Size too is somehow remarkable. The Moon is quite big for being a satellite, in absolute (it’s the fifth by radius in the solar system) and in relative terms (it’s the largest in comparison to its planet, at least if we decide that Pluto should not deserve that status). Other things are spookier. It’s less known, for instance, that there were plans to nuke the Moon – the so-called Project A-119 was developed by the U.S. Air Force in 1958, describing how to detonate a nuclear device on the Moon’s surface – and even a super-secret project for actually populating it with military bases. No, it’s not one of Heinlein’s books. The US government has recently declassified some documents, reporting all the details for a manned outpost on the Moon back in the ’60s. CNN and other outlets have described the whole story, so I won’t repeat it here. But I do advise to go and check the NSArchive Project Horizon I and following documents. They make a fascinating reading.
Bases aside, there’s one thing that is even weirder. The Moon might not be Earth’s only satellite, after all. Or is it? That moon counting changes is not a novelty. On July 15, 2014 we are at an overall number of 177 official moons. Mars has two moons, Jupiter has 67, Saturn 62, Uranus 27, Neptune 14 – and you can check out the updated statistics at NASA’s Jet Propulsion Laboratory. But the story is more complicated when it comes to the nature of satellites. What NASA website reports are natural planetary satellites, not other kinds of objects. And you may find a few of them orbiting the planets of the solar system, Earth included. First of all you, have the quasi-satellites – asteroids orbiting our sun that sometimes cross Earth’s orbit. The most famous of them, discovered in 1999, was a tiny asteroid (around 3 miles of diameter) named 3753 Cruithne, with an orbital period of 770 years. Caught in the Earth’s gravitational grip, Cruithne is likely to stay around for 5,000 years. At least.

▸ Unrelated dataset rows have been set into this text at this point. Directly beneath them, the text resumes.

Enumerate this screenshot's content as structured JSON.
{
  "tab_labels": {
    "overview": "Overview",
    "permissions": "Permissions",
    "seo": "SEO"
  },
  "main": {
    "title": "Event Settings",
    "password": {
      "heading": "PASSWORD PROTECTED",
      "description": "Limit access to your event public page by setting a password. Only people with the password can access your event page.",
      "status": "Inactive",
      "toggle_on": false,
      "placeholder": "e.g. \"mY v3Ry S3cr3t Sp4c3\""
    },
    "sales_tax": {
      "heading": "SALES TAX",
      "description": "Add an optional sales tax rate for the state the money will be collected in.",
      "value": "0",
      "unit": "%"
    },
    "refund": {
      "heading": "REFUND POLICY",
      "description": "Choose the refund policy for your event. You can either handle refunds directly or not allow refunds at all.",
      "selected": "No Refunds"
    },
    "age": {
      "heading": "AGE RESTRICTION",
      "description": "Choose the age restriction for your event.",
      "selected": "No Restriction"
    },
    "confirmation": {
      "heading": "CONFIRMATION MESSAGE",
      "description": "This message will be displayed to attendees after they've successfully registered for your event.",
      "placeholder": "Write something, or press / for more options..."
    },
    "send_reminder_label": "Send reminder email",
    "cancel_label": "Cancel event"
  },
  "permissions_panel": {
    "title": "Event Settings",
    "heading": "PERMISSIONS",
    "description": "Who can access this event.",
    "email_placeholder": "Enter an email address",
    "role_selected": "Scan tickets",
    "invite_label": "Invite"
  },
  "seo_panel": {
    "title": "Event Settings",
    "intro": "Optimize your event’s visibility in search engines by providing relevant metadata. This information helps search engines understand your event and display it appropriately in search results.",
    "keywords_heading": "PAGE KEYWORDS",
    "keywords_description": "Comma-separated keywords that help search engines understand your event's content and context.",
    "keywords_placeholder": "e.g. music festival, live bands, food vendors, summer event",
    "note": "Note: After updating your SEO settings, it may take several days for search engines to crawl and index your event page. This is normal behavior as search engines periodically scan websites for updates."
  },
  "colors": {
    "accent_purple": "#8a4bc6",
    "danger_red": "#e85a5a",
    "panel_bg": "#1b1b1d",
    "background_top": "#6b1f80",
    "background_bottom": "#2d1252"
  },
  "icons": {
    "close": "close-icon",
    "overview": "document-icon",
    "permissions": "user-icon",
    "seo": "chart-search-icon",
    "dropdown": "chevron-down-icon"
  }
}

While famous (it appears in Stephen Baxter’s novel Manifold-Time, a Clarke Award nomination in 2000), Cruithne and the rest of quasi-satellites are by no means alone. Astronomers have also identified other bodies called minimoons. These are asteroids orbiting the sun somehow captured by Earth’s gravitational pull and that become Earth’s own satellites. These temporary moons will orbit our planet following complicated paths for a while, before eventually breaking free and resuming their sun-orbiting behaviour.
Back to the Moon. If you are, like I am, fond of geography, data collected by the Lunar Reconnaissance Orbiter (LRO) and available on NASA website present a really accurate maps of its features. Some of the videos cover beautiful spots such as Tycho Crater, Taurus Littrow Valley (where Apollo 17 landed) and even footage of its far side. Oh, and the moon is slowly getting away from us, a few inches more each year. According to astronomers, it was about 14,000 miles from Earth when it formed. Nowadays it’s at more than 280,000 miles. You better have a good look at it while you can.